In 1926, Lillian Alling, a European immigrant, set out on a journey home from New York. She had little money and no transportation, but plenty of determination. In the three years that followed, Alling walked all the way to Dawson City, Yukon, crossing the North American continent on foot. She walked across the Canadian landscape, weathering the baking sun and freezing winter, crossed the rugged Rocky Mountains and hiked the untested wilderness of British Columbia and the Yukon. Finally, on a make-shift raft, she sailed alone down the Yukon River from Dawson City all the way to the Bering Sea.

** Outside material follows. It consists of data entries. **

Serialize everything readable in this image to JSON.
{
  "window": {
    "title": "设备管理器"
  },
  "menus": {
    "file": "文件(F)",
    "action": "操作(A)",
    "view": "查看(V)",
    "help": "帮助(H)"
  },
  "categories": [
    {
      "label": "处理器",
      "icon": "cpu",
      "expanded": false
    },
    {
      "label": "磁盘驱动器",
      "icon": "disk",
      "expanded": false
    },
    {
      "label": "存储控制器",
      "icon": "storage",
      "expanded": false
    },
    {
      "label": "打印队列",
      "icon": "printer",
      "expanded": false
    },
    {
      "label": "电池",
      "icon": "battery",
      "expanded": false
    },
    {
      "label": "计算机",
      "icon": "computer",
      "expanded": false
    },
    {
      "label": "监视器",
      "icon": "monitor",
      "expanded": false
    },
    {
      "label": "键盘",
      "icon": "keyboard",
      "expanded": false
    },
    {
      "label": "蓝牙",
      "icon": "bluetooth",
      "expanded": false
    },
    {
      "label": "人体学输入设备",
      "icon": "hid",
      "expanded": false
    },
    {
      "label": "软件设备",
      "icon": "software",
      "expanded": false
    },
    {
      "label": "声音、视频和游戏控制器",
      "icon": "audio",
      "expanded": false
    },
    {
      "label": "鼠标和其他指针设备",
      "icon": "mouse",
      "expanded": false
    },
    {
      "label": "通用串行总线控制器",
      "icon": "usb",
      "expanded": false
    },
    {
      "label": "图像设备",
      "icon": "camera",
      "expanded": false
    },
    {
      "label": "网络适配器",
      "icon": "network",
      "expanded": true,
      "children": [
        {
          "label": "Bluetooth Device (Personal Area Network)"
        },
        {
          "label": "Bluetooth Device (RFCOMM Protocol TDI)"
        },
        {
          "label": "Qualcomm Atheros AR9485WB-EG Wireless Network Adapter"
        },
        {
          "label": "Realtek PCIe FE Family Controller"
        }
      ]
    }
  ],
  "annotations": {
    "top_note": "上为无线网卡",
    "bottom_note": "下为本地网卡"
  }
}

Lillian Alling is a legend. She has been the subject of novels, plays, epic poems, an opera and more tall tales than can be remembered. Her life has been subjected to speculation, fiction and exaggeration. But as legendary as she may be, the true story of Lillian Alling has never been told. "The Mystery Woman," as she came to be known, is as intriguing to us now as she was to those she met on her trek. Lillian''s name lives on in the folk tales of British Columbia, the Yukon and Alaska, but her life leading up to her journey and what waited for her at home in Eastern Europe still remains a shadowy mystery.
''Lillian Alling: The Journey Home'' is a collection of personal documents, first-hand recollections, family tales and archival research that provide tantalizing new clues to Lillian''s story. Smith-Josephy places Lillian firmlyin the context of history and among the cast of unique and colourful characters she met along her journey.